My letter, which questions the validity of a claim that the observed 14% drop in heart attack deaths in New York City between 2003 and 2004 following its smoking ban (implemented in July 2003) was attributable to the smoking ban and therefore provides evidence to support the claim of a much larger heart attack decline in Helena was published today as on online Rapid Response to the original Helena article.

The letter makes four basic points:

1. The claim that the observed decline in heart attack deaths in New York City was attributable to the smoking ban is based on questionable science as it suffers from post hoc, ergo propter hoc reasoning. The simple fact that a decline in heart attack deaths followed the implementation of the smoking ban does not mean that the smoking ban was the cause. Similar reasoning could lead one to attribute as an effect of the same smoking ban the observed 9.1% increase in hypertensive heart disease deaths in the City.

2. Even if there were observed changes attributable to the ban, they are not as large as suggested, because heart attack deaths were already falling substantially in New York City prior to the implementation of the smoking ban. Based on pre-existing trends in heart attack deaths during the period 2000-2003, one would have expected a 9% decline in heart attack deaths in the City in 2004 anyway (in the absence of a smoking ban). It seems sloppy to attribute the entire 14% decline to the smoking ban, even without regard to the first problem (#1 above).
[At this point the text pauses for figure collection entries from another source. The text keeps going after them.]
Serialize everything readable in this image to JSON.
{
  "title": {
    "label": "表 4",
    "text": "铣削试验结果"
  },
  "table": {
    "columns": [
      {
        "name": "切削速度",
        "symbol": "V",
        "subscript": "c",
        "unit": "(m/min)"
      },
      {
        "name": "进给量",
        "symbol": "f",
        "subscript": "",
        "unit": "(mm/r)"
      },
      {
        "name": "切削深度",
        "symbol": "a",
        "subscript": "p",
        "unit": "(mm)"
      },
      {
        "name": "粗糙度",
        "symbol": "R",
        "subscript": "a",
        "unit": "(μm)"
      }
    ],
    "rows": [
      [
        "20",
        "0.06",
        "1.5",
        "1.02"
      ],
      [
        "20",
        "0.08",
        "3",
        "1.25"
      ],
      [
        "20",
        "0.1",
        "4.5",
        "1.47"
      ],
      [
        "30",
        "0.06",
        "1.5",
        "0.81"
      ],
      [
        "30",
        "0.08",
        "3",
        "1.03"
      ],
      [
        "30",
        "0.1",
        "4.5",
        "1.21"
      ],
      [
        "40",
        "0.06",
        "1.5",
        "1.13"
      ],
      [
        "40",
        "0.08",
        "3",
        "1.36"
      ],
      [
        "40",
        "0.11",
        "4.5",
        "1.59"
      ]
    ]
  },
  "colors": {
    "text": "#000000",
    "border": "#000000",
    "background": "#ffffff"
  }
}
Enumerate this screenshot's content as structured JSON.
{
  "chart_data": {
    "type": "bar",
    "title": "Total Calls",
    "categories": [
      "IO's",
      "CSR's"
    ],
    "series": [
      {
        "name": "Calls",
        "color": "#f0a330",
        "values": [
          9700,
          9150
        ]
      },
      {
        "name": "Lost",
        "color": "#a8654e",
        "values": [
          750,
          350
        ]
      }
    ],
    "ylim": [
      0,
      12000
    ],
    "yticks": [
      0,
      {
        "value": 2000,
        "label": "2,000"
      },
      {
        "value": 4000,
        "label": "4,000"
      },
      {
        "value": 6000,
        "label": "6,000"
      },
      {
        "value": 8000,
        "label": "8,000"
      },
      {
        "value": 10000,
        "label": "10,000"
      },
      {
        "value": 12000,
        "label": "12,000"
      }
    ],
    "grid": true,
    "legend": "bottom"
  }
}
3. The data from New York City refer to deaths from heart attacks, not heart attack incidence as was reported for Helena and Pueblo. Because heart attack mortality is affected strongly by medical treatment, changes in mortality could reflect treatment improvements over time. In fact, the New York Health Department itself, in reporting these data, concluded that: "The reduction in cardiac deaths accounted for most of the overall decrease. The decline reflects a continuing improvement in medical care, including better control of blood pressure, cholesterol and management of patients with cardiac events."

The Rest of the Story

As Jacob Sullum correctly noted about me in highlighting these arguments on Reason Online's Hit & Run blog: "Michael Siegel, who supports smoking bans ... has been challenging his fellow anti-smoking activists to stop abusing science in service of their cause."
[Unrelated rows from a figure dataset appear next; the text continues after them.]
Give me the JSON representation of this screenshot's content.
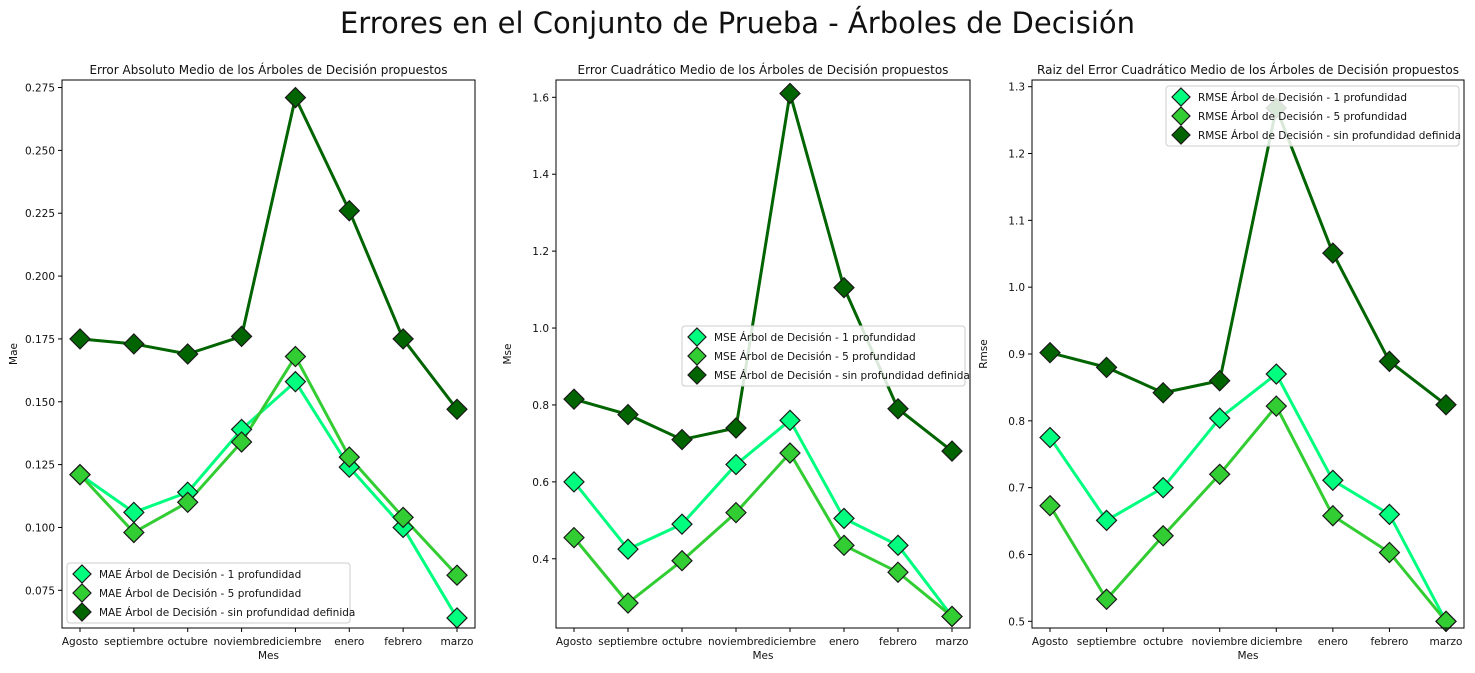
{
  "figure": {
    "suptitle": "Errores en el Conjunto de Prueba - Árboles de Decisión"
  },
  "colors": {
    "series": [
      "#00ff7f",
      "#32cd32",
      "#006400"
    ]
  },
  "chart_data": [
    {
      "type": "line",
      "title": "Error Absoluto Medio de los Árboles de Decisión propuestos",
      "xlabel": "Mes",
      "ylabel": "Mae",
      "categories": [
        "Agosto",
        "septiembre",
        "octubre",
        "noviembre",
        "diciembre",
        "enero",
        "febrero",
        "marzo"
      ],
      "ylim": [
        0.06,
        0.278
      ],
      "yticks": [
        0.075,
        0.1,
        0.125,
        0.15,
        0.175,
        0.2,
        0.225,
        0.25,
        0.275
      ],
      "ytick_labels": [
        "0.075",
        "0.100",
        "0.125",
        "0.150",
        "0.175",
        "0.200",
        "0.225",
        "0.250",
        "0.275"
      ],
      "legend_position": "lower-left",
      "series": [
        {
          "name": "MAE Árbol de Decisión - 1 profundidad",
          "values": [
            0.121,
            0.106,
            0.114,
            0.139,
            0.158,
            0.124,
            0.1,
            0.064
          ]
        },
        {
          "name": "MAE Árbol de Decisión - 5 profundidad",
          "values": [
            0.121,
            0.098,
            0.11,
            0.134,
            0.168,
            0.128,
            0.104,
            0.081
          ]
        },
        {
          "name": "MAE Árbol de Decisión - sin profundidad definida",
          "values": [
            0.175,
            0.173,
            0.169,
            0.176,
            0.271,
            0.226,
            0.175,
            0.147
          ]
        }
      ]
    },
    {
      "type": "line",
      "title": "Error Cuadrático Medio de los Árboles de Decisión propuestos",
      "xlabel": "Mes",
      "ylabel": "Mse",
      "categories": [
        "Agosto",
        "septiembre",
        "octubre",
        "noviembre",
        "diciembre",
        "enero",
        "febrero",
        "marzo"
      ],
      "ylim": [
        0.22,
        1.645
      ],
      "yticks": [
        0.4,
        0.6,
        0.8,
        1.0,
        1.2,
        1.4,
        1.6
      ],
      "ytick_labels": [
        "0.4",
        "0.6",
        "0.8",
        "1.0",
        "1.2",
        "1.4",
        "1.6"
      ],
      "legend_position": "center-right",
      "series": [
        {
          "name": "MSE Árbol de Decisión - 1 profundidad",
          "values": [
            0.6,
            0.425,
            0.49,
            0.645,
            0.76,
            0.505,
            0.435,
            0.25
          ]
        },
        {
          "name": "MSE Árbol de Decisión - 5 profundidad",
          "values": [
            0.455,
            0.285,
            0.395,
            0.52,
            0.675,
            0.435,
            0.365,
            0.25
          ]
        },
        {
          "name": "MSE Árbol de Decisión - sin profundidad definida",
          "values": [
            0.815,
            0.775,
            0.71,
            0.74,
            1.61,
            1.105,
            0.79,
            0.68
          ]
        }
      ]
    },
    {
      "type": "line",
      "title": "Raiz del Error Cuadrático Medio de los Árboles de Decisión propuestos",
      "xlabel": "Mes",
      "ylabel": "Rmse",
      "categories": [
        "Agosto",
        "septiembre",
        "octubre",
        "noviembre",
        "diciembre",
        "enero",
        "febrero",
        "marzo"
      ],
      "ylim": [
        0.49,
        1.31
      ],
      "yticks": [
        0.5,
        0.6,
        0.7,
        0.8,
        0.9,
        1.0,
        1.1,
        1.2,
        1.3
      ],
      "ytick_labels": [
        "0.5",
        "0.6",
        "0.7",
        "0.8",
        "0.9",
        "1.0",
        "1.1",
        "1.2",
        "1.3"
      ],
      "legend_position": "top-right",
      "series": [
        {
          "name": "RMSE Árbol de Decisión - 1 profundidad",
          "values": [
            0.775,
            0.651,
            0.7,
            0.804,
            0.87,
            0.711,
            0.66,
            0.5
          ]
        },
        {
          "name": "RMSE Árbol de Decisión - 5 profundidad",
          "values": [
            0.673,
            0.533,
            0.628,
            0.72,
            0.822,
            0.658,
            0.603,
            0.5
          ]
        },
        {
          "name": "RMSE Árbol de Decisión - sin profundidad definida",
          "values": [
            0.902,
            0.88,
            0.842,
            0.86,
            1.268,
            1.051,
            0.889,
            0.824
          ]
        }
      ]
    }
  ]
}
This is exactly right. My commentary on this issue has nothing to do with supporting or not supporting smoking bans. I support them. But it does have to do with the misuse of science to try to support the cause. Ultimately, my fear is that the credibility of tobacco control advocates will be hurt if they continue to use poor science to back up their public claims. Eventually, the public and policy makers will catch on - but they won't know when we are making legitimate claims and when we are not. Like the boy who cried wolf, we'll eventually get no response when we really need one.